Ein wichtiger Programmpunkt beider Begegnungen waren Gespräche mit der Kommunalpolitik vor Ort. In Lennestadt nutzten insbesondere die chinesischen Jugendlichen den Termin mit der Kommunalverwaltung und dem stellvertretenden Bürgermeister, um viele Fragen zum deutschen politischen System zu stellen. In Attendorn war das Interesse so groß, dass sich das ursprünglich auf 90 Minuten angesetzte Gespräch mit dem stellvertretenden Bürgermeister Herrn Hesener und der Stadtverwaltung auf über zwei Stunden ausdehnte. Die Jugendlichen fragten kritisch nach Klimaneutralität, demografischem Wandel, Windenergieprojekten und der lokalen Sicherheitslage.

Beide Begegnungen kombinierten die Werkstattarbeit mit Besuchen an Orten, an denen Zukunftsfragen ganz praktisch wurden. Auf Hof Belke, dem BNE-Regionalzentrum, ging es um Flächenverbrauch, Ernährung und den eigenen ökologischen Fußabdruck. Beim Werksbesuch der Firma Kirchhoff stellten Auszubildende ihr Unternehmen vor und gaben zugleich Einblick in das deutsche duale Ausbildungssystem.

Bei der Stabsstelle Klimaschutz der Stadt Köln präsentierten die Jugendlichen ihre eigenen Stadtentwürfe, die sie zuvor als Fotos eingeschickt hatten, Fachleuten aus der Stadtverwaltung. Sie erhielten wertvolles Feedback dazu, wie sich ihre Ideen weiterentwickeln lassen, und konnten ihrerseits Impulse für die Stadtentwicklung in Köln geben. Museumsbesuche in Köln, Bonn und Frankfurt ergänzten das Programm um historische und kulturelle Perspektiven – etwa zur deutschen Demokratiegeschichte, zur Migrationsgeschichte oder zu den globalen Zusammenhängen von Nachhaltigkeit.
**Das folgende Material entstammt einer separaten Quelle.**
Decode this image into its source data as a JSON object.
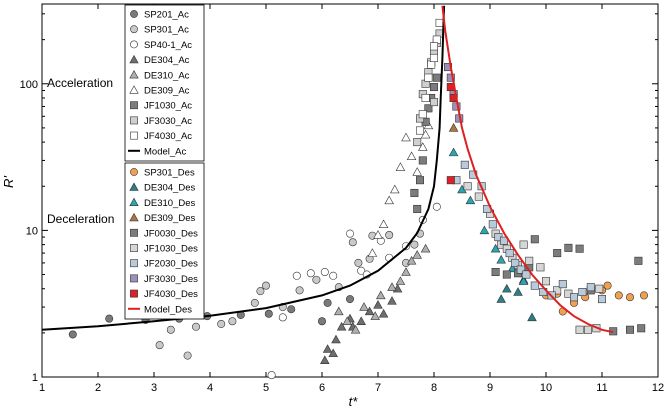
{
  "chart_data": {
    "type": "scatter",
    "title": "",
    "xlabel": "t*",
    "ylabel": "R'",
    "xlim": [
      1,
      12
    ],
    "ylim": [
      1,
      350
    ],
    "yscale": "log",
    "xticks": [
      1,
      2,
      3,
      4,
      5,
      6,
      7,
      8,
      9,
      10,
      11,
      12
    ],
    "yticks": [
      1,
      10,
      100
    ],
    "annotations": [
      "Acceleration",
      "Deceleration"
    ],
    "legend_position": "top-left",
    "legend_groups": [
      [
        "SP201_Ac",
        "SP301_Ac",
        "SP40-1_Ac",
        "DE304_Ac",
        "DE310_Ac",
        "DE309_Ac",
        "JF1030_Ac",
        "JF3030_Ac",
        "JF4030_Ac",
        "Model_Ac"
      ],
      [
        "SP301_Des",
        "DE304_Des",
        "DE310_Des",
        "DE309_Des",
        "JF0030_Des",
        "JF1030_Des",
        "JF2030_Des",
        "JF3030_Des",
        "JF4030_Des",
        "Model_Des"
      ]
    ],
    "series": [
      {
        "name": "SP201_Ac",
        "marker": "circle",
        "color": "#7a7a7a",
        "points": [
          [
            1.55,
            1.95
          ],
          [
            2.2,
            2.5
          ],
          [
            2.85,
            2.45
          ],
          [
            3.45,
            2.5
          ],
          [
            3.95,
            2.6
          ],
          [
            4.55,
            2.65
          ],
          [
            5.05,
            2.7
          ],
          [
            5.45,
            2.9
          ],
          [
            6.0,
            2.4
          ],
          [
            6.1,
            3.2
          ],
          [
            6.5,
            3.4
          ]
        ]
      },
      {
        "name": "SP301_Ac",
        "marker": "circle",
        "color": "#c9c9c9",
        "points": [
          [
            3.1,
            1.65
          ],
          [
            3.3,
            2.1
          ],
          [
            3.6,
            1.4
          ],
          [
            3.75,
            2.2
          ],
          [
            4.2,
            2.3
          ],
          [
            4.4,
            2.4
          ],
          [
            4.8,
            3.2
          ],
          [
            4.9,
            3.85
          ],
          [
            5.0,
            4.2
          ],
          [
            5.3,
            3.0
          ],
          [
            5.6,
            3.9
          ],
          [
            5.9,
            4.6
          ],
          [
            6.3,
            4.1
          ],
          [
            6.55,
            8.3
          ],
          [
            6.65,
            6.0
          ],
          [
            6.85,
            6.4
          ],
          [
            6.9,
            9.2
          ],
          [
            7.2,
            9.3
          ],
          [
            7.5,
            6.0
          ],
          [
            7.65,
            8.0
          ],
          [
            7.75,
            9.5
          ]
        ]
      },
      {
        "name": "SP40-1_Ac",
        "marker": "circle",
        "color": "#ffffff",
        "points": [
          [
            5.1,
            1.03
          ],
          [
            5.3,
            2.55
          ],
          [
            5.55,
            4.9
          ],
          [
            5.8,
            5.1
          ],
          [
            6.05,
            5.2
          ],
          [
            6.2,
            4.9
          ],
          [
            6.5,
            9.5
          ],
          [
            6.7,
            5.3
          ],
          [
            6.8,
            5.0
          ],
          [
            7.05,
            8.5
          ],
          [
            7.2,
            6.5
          ],
          [
            7.5,
            7.8
          ],
          [
            7.8,
            11.8
          ],
          [
            8.05,
            14.5
          ]
        ]
      },
      {
        "name": "DE304_Ac",
        "marker": "triangle",
        "color": "#6e6e6e",
        "points": [
          [
            6.05,
            1.3
          ],
          [
            6.1,
            1.55
          ],
          [
            6.2,
            1.45
          ],
          [
            6.25,
            1.8
          ],
          [
            6.35,
            2.2
          ],
          [
            6.5,
            2.5
          ],
          [
            6.55,
            2.2
          ],
          [
            6.7,
            2.4
          ],
          [
            6.85,
            2.8
          ],
          [
            7.0,
            3.1
          ],
          [
            7.1,
            2.7
          ],
          [
            7.25,
            3.3
          ],
          [
            7.35,
            4.0
          ]
        ]
      },
      {
        "name": "DE310_Ac",
        "marker": "triangle",
        "color": "#b0b0b0",
        "points": [
          [
            6.3,
            2.8
          ],
          [
            6.45,
            2.4
          ],
          [
            6.6,
            2.1
          ],
          [
            6.75,
            3.0
          ],
          [
            6.95,
            2.6
          ],
          [
            7.05,
            3.6
          ],
          [
            7.25,
            4.1
          ],
          [
            7.4,
            4.5
          ],
          [
            7.5,
            5.2
          ],
          [
            7.6,
            6.2
          ],
          [
            7.7,
            6.8
          ],
          [
            7.85,
            7.5
          ]
        ]
      },
      {
        "name": "DE309_Ac",
        "marker": "triangle",
        "color": "#ffffff",
        "points": [
          [
            6.9,
            7.0
          ],
          [
            7.0,
            9.3
          ],
          [
            7.1,
            11.0
          ],
          [
            7.2,
            16.0
          ],
          [
            7.3,
            19.0
          ],
          [
            7.4,
            27.0
          ],
          [
            7.5,
            43.0
          ],
          [
            7.6,
            32.0
          ],
          [
            7.7,
            25.0
          ],
          [
            7.8,
            37.0
          ],
          [
            7.85,
            45.0
          ],
          [
            7.9,
            52.0
          ]
        ]
      },
      {
        "name": "JF1030_Ac",
        "marker": "square",
        "color": "#7c7c7c",
        "points": [
          [
            7.65,
            18.0
          ],
          [
            7.7,
            14.0
          ],
          [
            7.75,
            22.0
          ],
          [
            7.8,
            30.0
          ],
          [
            7.85,
            55.0
          ],
          [
            7.9,
            68.0
          ],
          [
            7.95,
            80.0
          ],
          [
            8.0,
            95.0
          ],
          [
            8.05,
            110.0
          ]
        ]
      },
      {
        "name": "JF3030_Ac",
        "marker": "square",
        "color": "#cfcfcf",
        "points": [
          [
            7.7,
            40.0
          ],
          [
            7.75,
            58.0
          ],
          [
            7.8,
            85.0
          ],
          [
            7.85,
            100.0
          ],
          [
            7.9,
            120.0
          ],
          [
            7.95,
            140.0
          ],
          [
            8.0,
            165.0
          ],
          [
            8.05,
            190.0
          ],
          [
            8.1,
            220.0
          ],
          [
            8.0,
            75.0
          ]
        ]
      },
      {
        "name": "JF4030_Ac",
        "marker": "square",
        "color": "#ffffff",
        "points": [
          [
            7.75,
            48.0
          ],
          [
            7.8,
            62.0
          ],
          [
            7.85,
            80.0
          ],
          [
            7.9,
            110.0
          ],
          [
            7.95,
            135.0
          ],
          [
            8.0,
            150.0
          ],
          [
            8.05,
            200.0
          ],
          [
            8.1,
            260.0
          ],
          [
            8.0,
            180.0
          ]
        ]
      },
      {
        "name": "Model_Ac",
        "marker": "line",
        "color": "#000000",
        "points": [
          [
            1.0,
            2.1
          ],
          [
            2.0,
            2.22
          ],
          [
            3.0,
            2.4
          ],
          [
            4.0,
            2.62
          ],
          [
            5.0,
            2.95
          ],
          [
            6.0,
            3.6
          ],
          [
            6.5,
            4.2
          ],
          [
            7.0,
            5.3
          ],
          [
            7.5,
            7.6
          ],
          [
            7.7,
            9.6
          ],
          [
            7.9,
            14.0
          ],
          [
            8.0,
            20.0
          ],
          [
            8.05,
            30.0
          ],
          [
            8.1,
            50.0
          ],
          [
            8.12,
            80.0
          ],
          [
            8.15,
            150.0
          ],
          [
            8.17,
            260.0
          ],
          [
            8.18,
            340.0
          ]
        ]
      },
      {
        "name": "SP301_Des",
        "marker": "circle",
        "color": "#f0a050",
        "points": [
          [
            10.0,
            3.6
          ],
          [
            10.2,
            3.7
          ],
          [
            10.3,
            2.8
          ],
          [
            10.5,
            3.2
          ],
          [
            10.7,
            3.5
          ],
          [
            11.0,
            3.9
          ],
          [
            11.1,
            4.2
          ],
          [
            11.3,
            3.6
          ],
          [
            11.5,
            3.5
          ],
          [
            11.75,
            3.6
          ]
        ]
      },
      {
        "name": "DE304_Des",
        "marker": "triangle",
        "color": "#2a7f88",
        "points": [
          [
            9.2,
            3.4
          ],
          [
            9.3,
            4.0
          ],
          [
            9.5,
            3.8
          ],
          [
            9.6,
            4.6
          ],
          [
            9.75,
            2.55
          ]
        ]
      },
      {
        "name": "DE310_Des",
        "marker": "triangle",
        "color": "#2aa6b3",
        "points": [
          [
            8.35,
            34.0
          ],
          [
            8.5,
            19.0
          ],
          [
            8.65,
            16.0
          ],
          [
            8.9,
            10.0
          ],
          [
            9.1,
            7.5
          ],
          [
            9.2,
            6.3
          ],
          [
            9.4,
            5.5
          ],
          [
            9.6,
            4.5
          ]
        ]
      },
      {
        "name": "DE309_Des",
        "marker": "triangle",
        "color": "#b0743e",
        "points": [
          [
            8.35,
            50.0
          ]
        ]
      },
      {
        "name": "JF0030_Des",
        "marker": "square",
        "color": "#7c7c7c",
        "points": [
          [
            9.1,
            5.2
          ],
          [
            9.3,
            5.0
          ],
          [
            9.5,
            5.1
          ],
          [
            9.7,
            5.6
          ],
          [
            9.8,
            8.7
          ],
          [
            10.2,
            7.0
          ],
          [
            10.4,
            7.6
          ],
          [
            10.6,
            7.5
          ],
          [
            10.8,
            3.9
          ],
          [
            11.2,
            2.05
          ],
          [
            11.5,
            2.1
          ],
          [
            11.65,
            6.2
          ],
          [
            11.7,
            2.15
          ]
        ]
      },
      {
        "name": "JF1030_Des",
        "marker": "square",
        "color": "#d6d6d6",
        "points": [
          [
            8.6,
            20.0
          ],
          [
            8.8,
            17.0
          ],
          [
            9.0,
            13.0
          ],
          [
            9.1,
            9.5
          ],
          [
            9.2,
            8.0
          ],
          [
            9.3,
            7.5
          ],
          [
            9.4,
            6.5
          ],
          [
            9.5,
            5.8
          ],
          [
            9.6,
            8.0
          ],
          [
            9.7,
            6.2
          ],
          [
            9.9,
            5.6
          ],
          [
            10.0,
            4.5
          ],
          [
            10.2,
            3.9
          ],
          [
            10.4,
            3.7
          ],
          [
            10.6,
            2.1
          ],
          [
            10.75,
            2.1
          ],
          [
            10.9,
            2.15
          ],
          [
            10.95,
            4.0
          ]
        ]
      },
      {
        "name": "JF2030_Des",
        "marker": "square",
        "color": "#b9cadb",
        "points": [
          [
            8.4,
            22.0
          ],
          [
            8.55,
            28.0
          ],
          [
            8.7,
            24.0
          ],
          [
            8.85,
            20.0
          ],
          [
            8.95,
            14.0
          ],
          [
            9.05,
            11.0
          ],
          [
            9.15,
            9.0
          ],
          [
            9.25,
            8.5
          ],
          [
            9.35,
            7.0
          ],
          [
            9.45,
            6.0
          ],
          [
            9.55,
            5.4
          ],
          [
            9.65,
            5.0
          ],
          [
            9.8,
            4.2
          ],
          [
            9.95,
            3.8
          ],
          [
            10.1,
            3.6
          ],
          [
            10.3,
            4.3
          ],
          [
            10.5,
            3.5
          ],
          [
            10.65,
            3.8
          ],
          [
            10.8,
            4.1
          ],
          [
            11.0,
            3.4
          ]
        ]
      },
      {
        "name": "JF3030_Des",
        "marker": "square",
        "color": "#9d8fb8",
        "points": [
          [
            8.25,
            130.0
          ],
          [
            8.3,
            110.0
          ],
          [
            8.35,
            85.0
          ],
          [
            8.4,
            70.0
          ],
          [
            8.45,
            58.0
          ]
        ]
      },
      {
        "name": "JF4030_Des",
        "marker": "square",
        "color": "#dd1f26",
        "points": [
          [
            8.3,
            95.0
          ],
          [
            8.35,
            80.0
          ],
          [
            8.3,
            22.0
          ]
        ]
      },
      {
        "name": "Model_Des",
        "marker": "line",
        "color": "#e02020",
        "points": [
          [
            8.15,
            340.0
          ],
          [
            8.2,
            230.0
          ],
          [
            8.3,
            130.0
          ],
          [
            8.4,
            80.0
          ],
          [
            8.5,
            50.0
          ],
          [
            8.6,
            36.0
          ],
          [
            8.75,
            24.0
          ],
          [
            9.0,
            14.5
          ],
          [
            9.25,
            9.6
          ],
          [
            9.5,
            6.8
          ],
          [
            9.75,
            5.0
          ],
          [
            10.0,
            3.9
          ],
          [
            10.25,
            3.1
          ],
          [
            10.5,
            2.6
          ],
          [
            10.75,
            2.3
          ],
          [
            11.0,
            2.1
          ],
          [
            11.2,
            2.02
          ]
        ]
      }
    ]
  },
  "colors": {
    "axis": "#000000",
    "model_ac": "#000000",
    "model_des": "#e02020"
  }
}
Genauso wichtig wie diese intensiven inhaltlichen Momente waren aber auch die einfachen, unprogrammierten Augenblicke: Beim Probieren chinesischer und deutscher Snacks, beim gemeinsamen Spielen und Lachen und in Gesprächen über den Alltag in beiden Ländern entstanden neue Freundschaften. Ein Abend am Main in Frankfurt, an dem die gesamte Gruppe ganz ohne Programm gemeinsam den Sonnenuntergang genoss, wurde von vielen Teilnehmenden im Nachhinein als einer der schönsten Momente der Begegnung beschrieben. Ein eindrücklicher Beleg dafür, wie viel Wert gerade die informellen Phasen einer solchen Begegnung haben.
Gefördert wurden die beiden Jugendbegegnungen aus Mitteln des Kinder- und Jugendplans des Bundes. Unser besonderer Dank gilt zudem der DiMUS-Umweltstiftung und der Firma Kirchhoff Automotive, deren Unterstützung maßgeblich zur Realisierung der Begegnungen beigetragen hat.